Two community-driven clones popped up in the immediate aftermath of the death of CentOS Linux: Rocky Linux and AlmaLinux. Both of these aimed to fill the role formerly held by CentOS Linux: a bug-for-bug clone of Red Hat Enterprise Linux. I never quite understood what differentiated them in practice.

But now duplicated effort becomes differentiated effort. Rocky Linux will continue to provide a bug-for-bug clone. AlmaLinux, meanwhile, will shift to making an ABI-compatible distribution — one where “software that runs on RHEL will run the same on AlmaLinux.” This differentiated effort allows those communities to serve different use cases. They now have their own niche to succeed or fail in.

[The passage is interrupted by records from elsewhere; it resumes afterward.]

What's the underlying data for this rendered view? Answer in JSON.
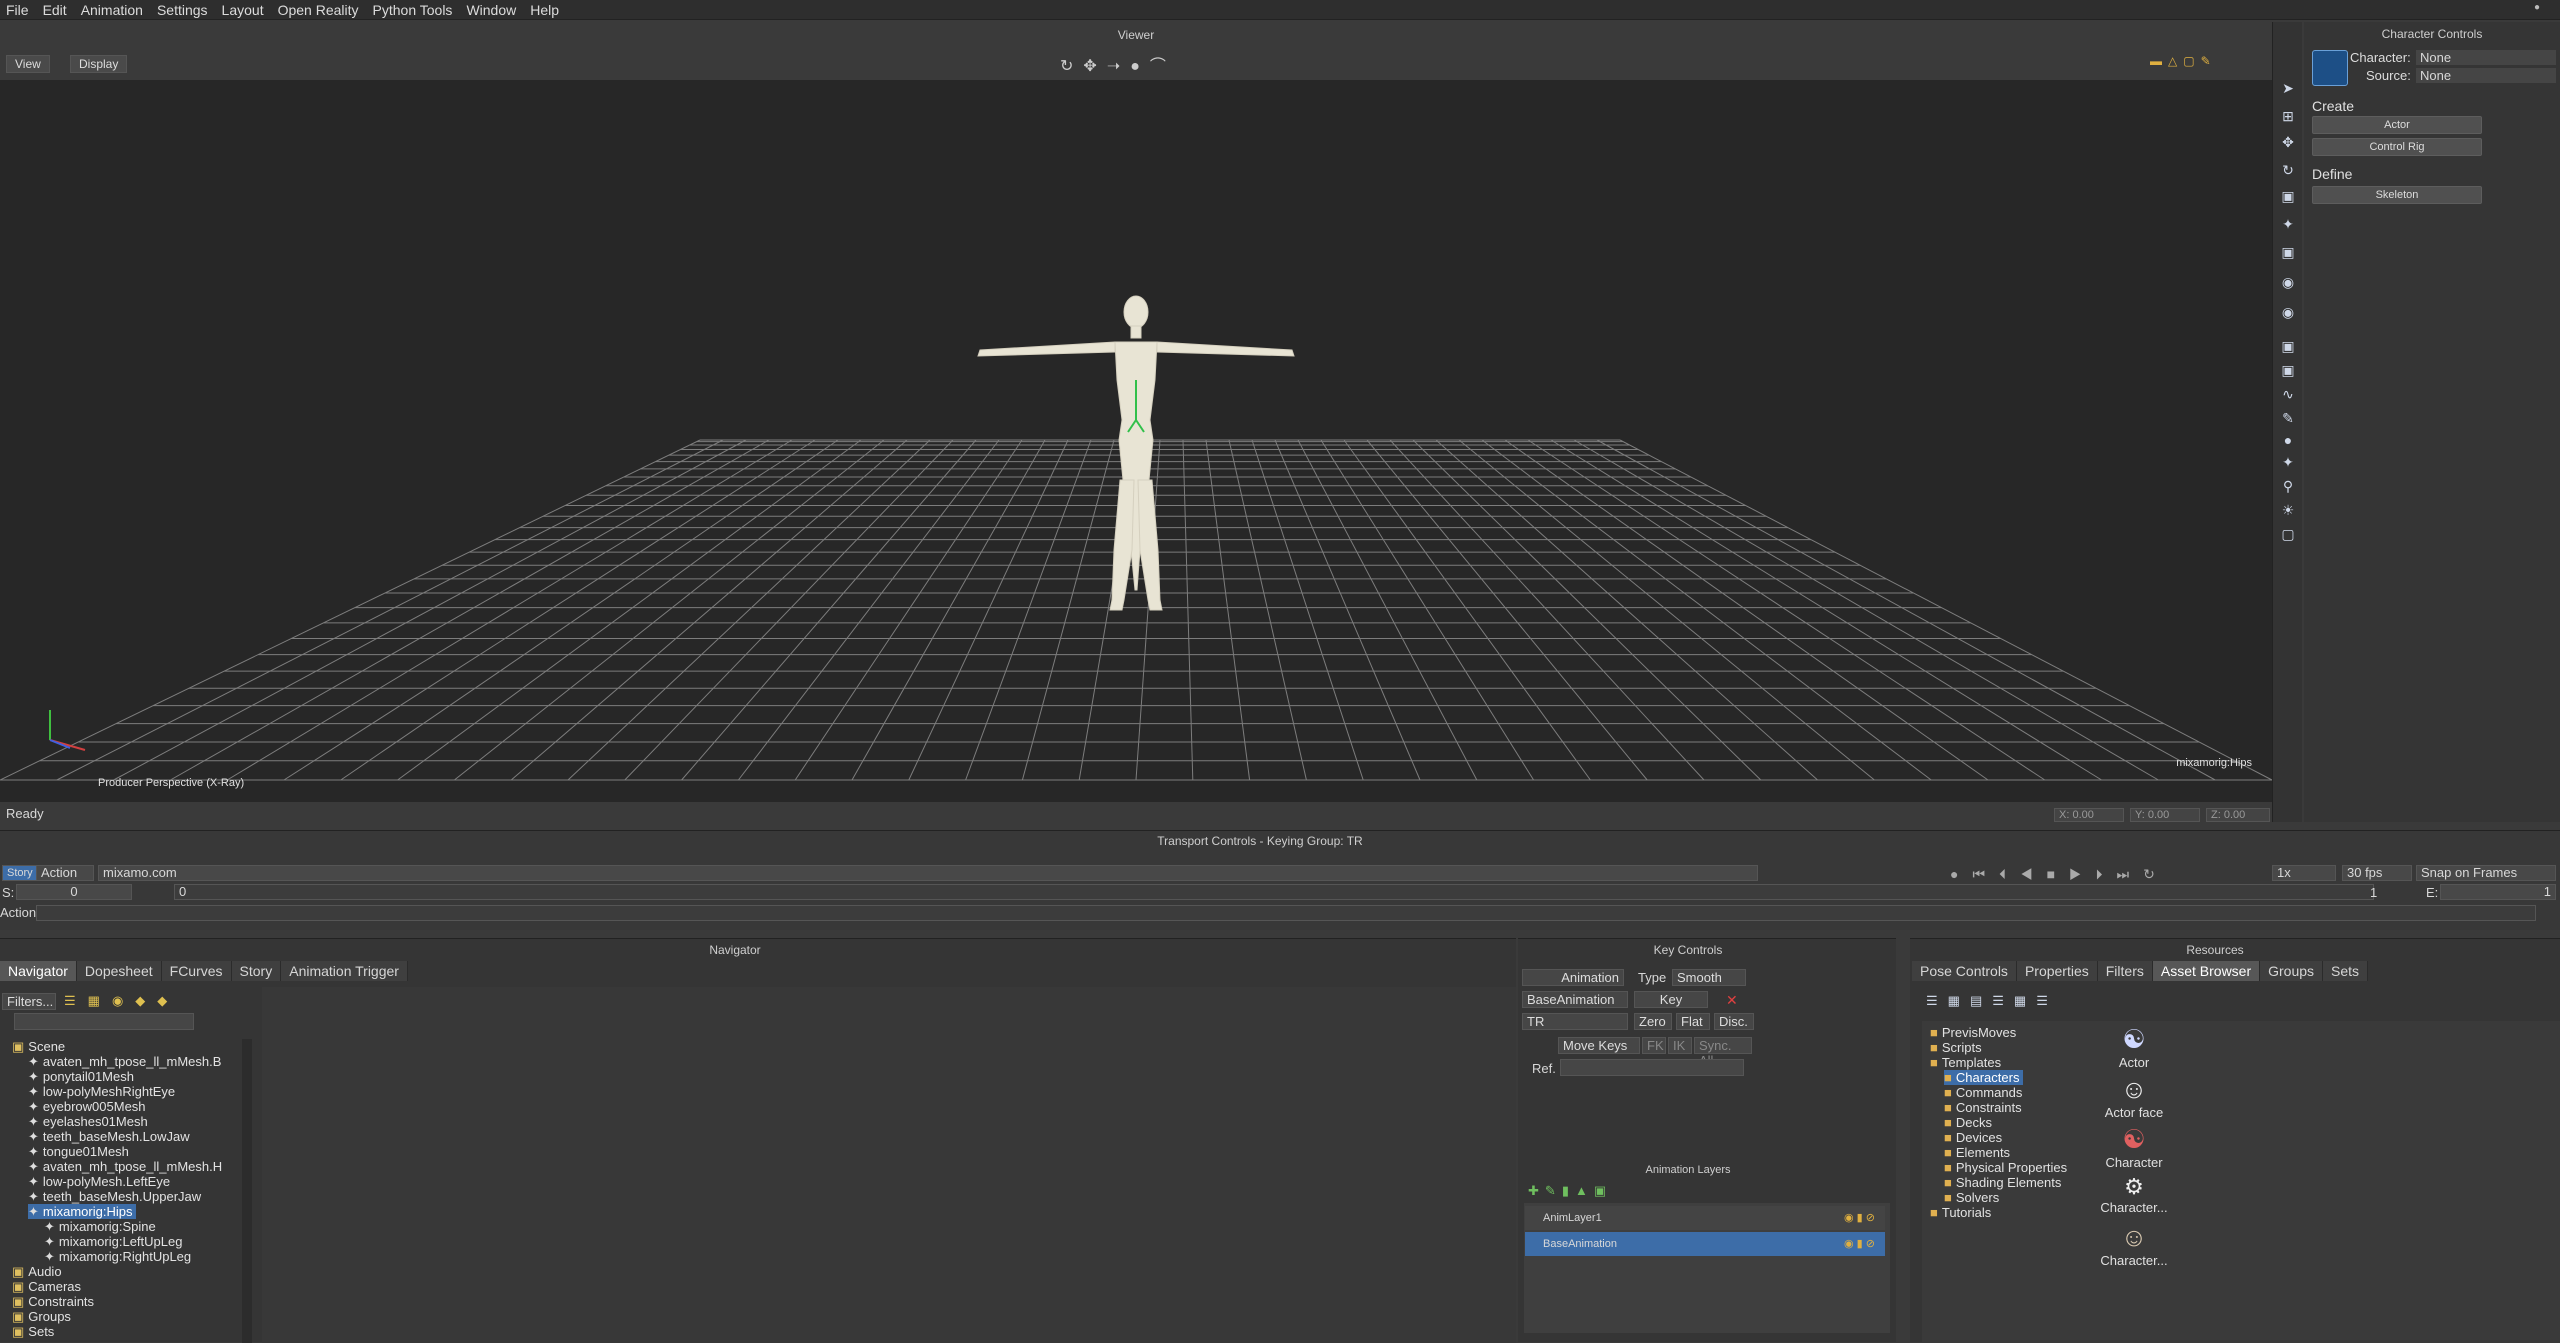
{
  "menu": [
    "File",
    "Edit",
    "Animation",
    "Settings",
    "Layout",
    "Open Reality",
    "Python Tools",
    "Window",
    "Help"
  ],
  "viewer": {
    "title": "Viewer",
    "view_btn": "View",
    "display_btn": "Display",
    "camera_label": "Producer Perspective (X-Ray)",
    "selection_label": "mixamorig:Hips",
    "status": "Ready",
    "coords": [
      "X: 0.00",
      "Y: 0.00",
      "Z: 0.00"
    ]
  },
  "character_controls": {
    "title": "Character Controls",
    "character_label": "Character:",
    "character_value": "None",
    "source_label": "Source:",
    "source_value": "None",
    "create_label": "Create",
    "actor_btn": "Actor",
    "control_rig_btn": "Control Rig",
    "define_label": "Define",
    "skeleton_btn": "Skeleton"
  },
  "transport": {
    "title": "Transport Controls  -  Keying Group: TR",
    "story_btn": "Story",
    "action_dropdown": "Action",
    "take_name": "mixamo.com",
    "speed": "1x",
    "fps": "30 fps",
    "snap": "Snap on Frames",
    "start_label": "S:",
    "start_value": "0",
    "current_value": "0",
    "frame_value": "1",
    "end_label": "E:",
    "end_value": "1",
    "action_row_label": "Action"
  },
  "navigator": {
    "title": "Navigator",
    "tabs": [
      "Navigator",
      "Dopesheet",
      "FCurves",
      "Story",
      "Animation Trigger"
    ],
    "filters_label": "Filters...",
    "tree": [
      {
        "label": "Scene",
        "indent": 0
      },
      {
        "label": "avaten_mh_tpose_ll_mMesh.B",
        "indent": 1
      },
      {
        "label": "ponytail01Mesh",
        "indent": 1
      },
      {
        "label": "low-polyMeshRightEye",
        "indent": 1
      },
      {
        "label": "eyebrow005Mesh",
        "indent": 1
      },
      {
        "label": "eyelashes01Mesh",
        "indent": 1
      },
      {
        "label": "teeth_baseMesh.LowJaw",
        "indent": 1
      },
      {
        "label": "tongue01Mesh",
        "indent": 1
      },
      {
        "label": "avaten_mh_tpose_ll_mMesh.H",
        "indent": 1
      },
      {
        "label": "low-polyMesh.LeftEye",
        "indent": 1
      },
      {
        "label": "teeth_baseMesh.UpperJaw",
        "indent": 1
      },
      {
        "label": "mixamorig:Hips",
        "indent": 1,
        "selected": true
      },
      {
        "label": "mixamorig:Spine",
        "indent": 2
      },
      {
        "label": "mixamorig:LeftUpLeg",
        "indent": 2
      },
      {
        "label": "mixamorig:RightUpLeg",
        "indent": 2
      },
      {
        "label": "Audio",
        "indent": 0
      },
      {
        "label": "Cameras",
        "indent": 0
      },
      {
        "label": "Constraints",
        "indent": 0
      },
      {
        "label": "Groups",
        "indent": 0
      },
      {
        "label": "Sets",
        "indent": 0
      }
    ]
  },
  "key_controls": {
    "title": "Key Controls",
    "animation_btn": "Animation",
    "type_label": "Type",
    "type_value": "Smooth",
    "layer_value": "BaseAnimation",
    "key_btn": "Key",
    "group_value": "TR",
    "zero_btn": "Zero",
    "flat_btn": "Flat",
    "disc_btn": "Disc.",
    "move_keys": "Move Keys",
    "fk_btn": "FK",
    "ik_btn": "IK",
    "sync_btn": "Sync. All",
    "ref_label": "Ref."
  },
  "anim_layers": {
    "title": "Animation Layers",
    "layers": [
      "AnimLayer1",
      "BaseAnimation"
    ]
  },
  "resources": {
    "title": "Resources",
    "tabs": [
      "Pose Controls",
      "Properties",
      "Filters",
      "Asset Browser",
      "Groups",
      "Sets"
    ],
    "active_tab": "Asset Browser",
    "folders": [
      {
        "label": "PrevisMoves",
        "indent": 0
      },
      {
        "label": "Scripts",
        "indent": 0
      },
      {
        "label": "Templates",
        "indent": 0
      },
      {
        "label": "Characters",
        "indent": 1,
        "selected": true
      },
      {
        "label": "Commands",
        "indent": 1
      },
      {
        "label": "Constraints",
        "indent": 1
      },
      {
        "label": "Decks",
        "indent": 1
      },
      {
        "label": "Devices",
        "indent": 1
      },
      {
        "label": "Elements",
        "indent": 1
      },
      {
        "label": "Physical Properties",
        "indent": 1
      },
      {
        "label": "Shading Elements",
        "indent": 1
      },
      {
        "label": "Solvers",
        "indent": 1
      },
      {
        "label": "Tutorials",
        "indent": 0
      }
    ],
    "assets": [
      "Actor",
      "Actor face",
      "Character",
      "Character...",
      "Character..."
    ]
  },
  "colors": {
    "selection": "#3d6da8",
    "viewport_bg": "#272727",
    "grid": "#8a8a8a",
    "figure": "#e8e4d4"
  }
}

Time will tell, but I think Alma’s approach is a better fit for most clone users. I suspect that most people don’t need bug-for-bug compatibility (except in the XKCD #1172 scenario). For many use cases, CentOS Stream is suitable. Of course, people make decisions based on what they think they need, not what they actually need. Third-party software vendors may end up being the deciding factor.

Given the different approaches Rocky and Alma are taking, I think Red Hat’s decision ended up being beneficial to the broader ecosystem. I don’t think it was done with that intent, and I am not arguing that the ends justify the means, but the practical result seems positive on the whole.

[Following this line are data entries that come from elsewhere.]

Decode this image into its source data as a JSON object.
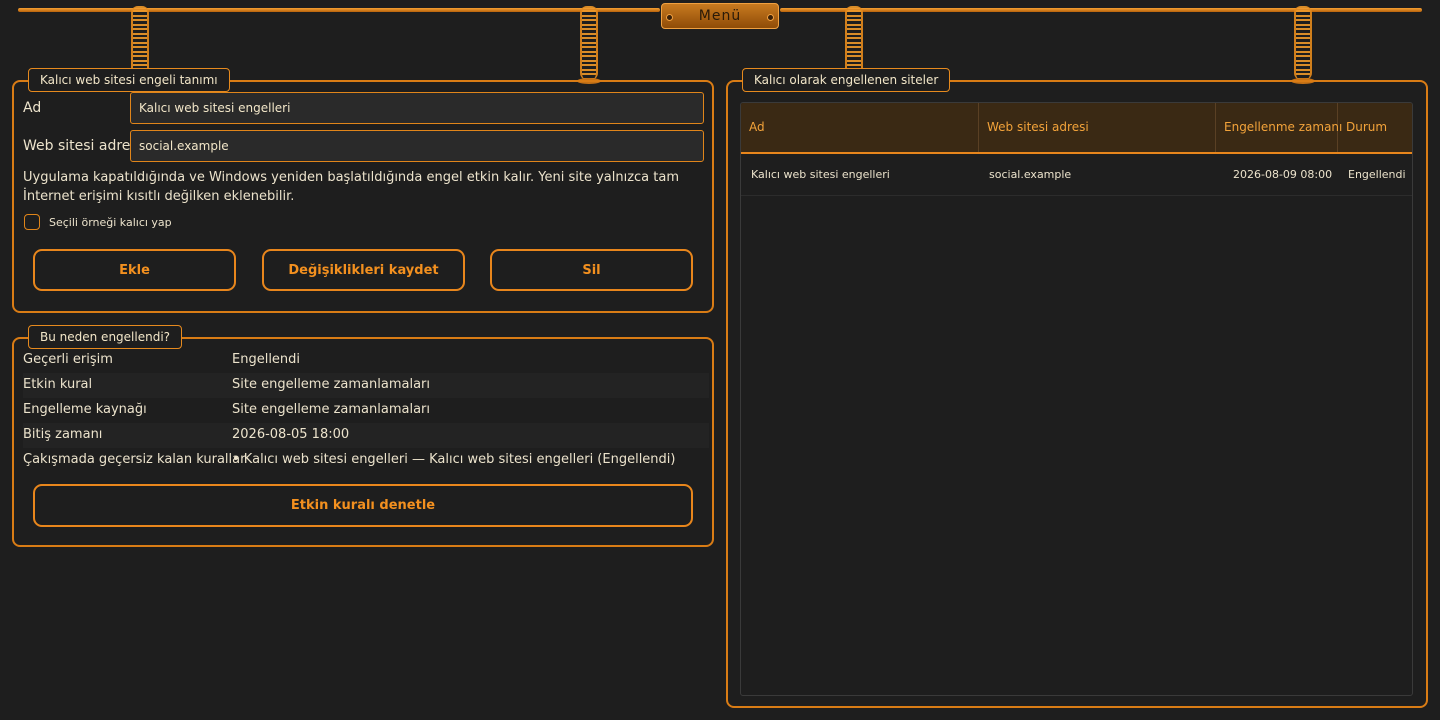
{
  "menu": {
    "label": "Menü"
  },
  "definition_panel": {
    "title": "Kalıcı web sitesi engeli tanımı",
    "name_label": "Ad",
    "name_value": "Kalıcı web sitesi engelleri",
    "url_label": "Web sitesi adresi",
    "url_value": "social.example",
    "info": "Uygulama kapatıldığında ve Windows yeniden başlatıldığında engel etkin kalır. Yeni site yalnızca tam İnternet erişimi kısıtlı değilken eklenebilir.",
    "checkbox_label": "Seçili örneği kalıcı yap",
    "checkbox_checked": false,
    "buttons": {
      "add": "Ekle",
      "save": "Değişiklikleri kaydet",
      "delete": "Sil"
    }
  },
  "reason_panel": {
    "title": "Bu neden engellendi?",
    "rows": [
      {
        "key": "Geçerli erişim",
        "value": "Engellendi"
      },
      {
        "key": "Etkin kural",
        "value": "Site engelleme zamanlamaları"
      },
      {
        "key": "Engelleme kaynağı",
        "value": "Site engelleme zamanlamaları"
      },
      {
        "key": "Bitiş zamanı",
        "value": "2026-08-05 18:00"
      },
      {
        "key": "Çakışmada geçersiz kalan kurallar",
        "value": "• Kalıcı web sitesi engelleri — Kalıcı web sitesi engelleri (Engellendi)"
      }
    ],
    "inspect_button": "Etkin kuralı denetle"
  },
  "blocked_panel": {
    "title": "Kalıcı olarak engellenen siteler",
    "columns": [
      "Ad",
      "Web sitesi adresi",
      "Engellenme zamanı",
      "Durum"
    ],
    "rows": [
      [
        "Kalıcı web sitesi engelleri",
        "social.example",
        "2026-08-09 08:00",
        "Engellendi"
      ]
    ]
  },
  "colors": {
    "accent": "#e8861c",
    "background": "#1e1e1e",
    "header_bg": "#3a2914",
    "text": "#ece3cc"
  }
}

4 thoughts on “Ended, the clone wars have?

  1. I like this reframing. I’m inclined to agree; some good will come from this, but maybe not in the way that could have been predicted.

    Personally, the good that came for me is that all of the recent brouhaha made me realize I care a lot more about software freedom and privacy for individuals than I care about anything that’s happening in the enterprise software space. Sure, it’s great when the goals overlap, but I probably ceded far too much confidence in the corporate trickle-down approach to funding the construction of software I rely upon.

    It’s sad that Red Hat isn’t the Red Hat that many Red Hatters and community members want it to be. But many of those expectations were probably wishful thinking all along. Some of those expectations were flat out weird, unrealistic, or based on provably false premises. And I still struggle because to me Red Hat was just as much “the place I got to hang out with my friends every day” as it was a corporate entity, which was *definitely* an overloaded expectation.

    Alma’s new direction will probably work great for me. But you know what? I’ve also started playing with Debian-based distros for the first time in a decade, and that’s been pretty cool too.

  2. Yeah, I think it was really easy to forget that Red Hat is a company for a long time. It certainly earned parts of its reputation. Other parts were simply the community projecting its wishes on a corporation. Hopefully we’ve learned not to do that anymore.

  3. Seeing Oracle’s response, really gas-lighting, was so ironic. The reason I am into Linux these days is because I stumbled upon OpenSolaris while being a Windows user. I found it fascinating that you could use your computer in some other way. All I ever wanted (and much of that community) was for OpenSolaris to be a project box/ playground; that Oracle could cherry pick from OpenSolaris’ community innovation and then develop Solaris on a parallel track. Today, Red Hat is offering the playground project boxes of Fedora and CentOS Stream and everyone is acting like RHEL are bad guys. And how irksome it is that a lot of the modern Linux community don’t remember or never knew that Oracle pulled the rug out from under a similarly beneficial community/ corporate public good that was once OpenSolaris.

  4. I agree. It’s interesting to me that Microsoft, which was unquestionably hostile to Linux and is now pro-Linux, hasn’t had the same collective memory loss benefit that Oracle has. Or maybe it’s just that people are more willing to forget Oracle’s past for a moment because they’re dunking on the villain of the day?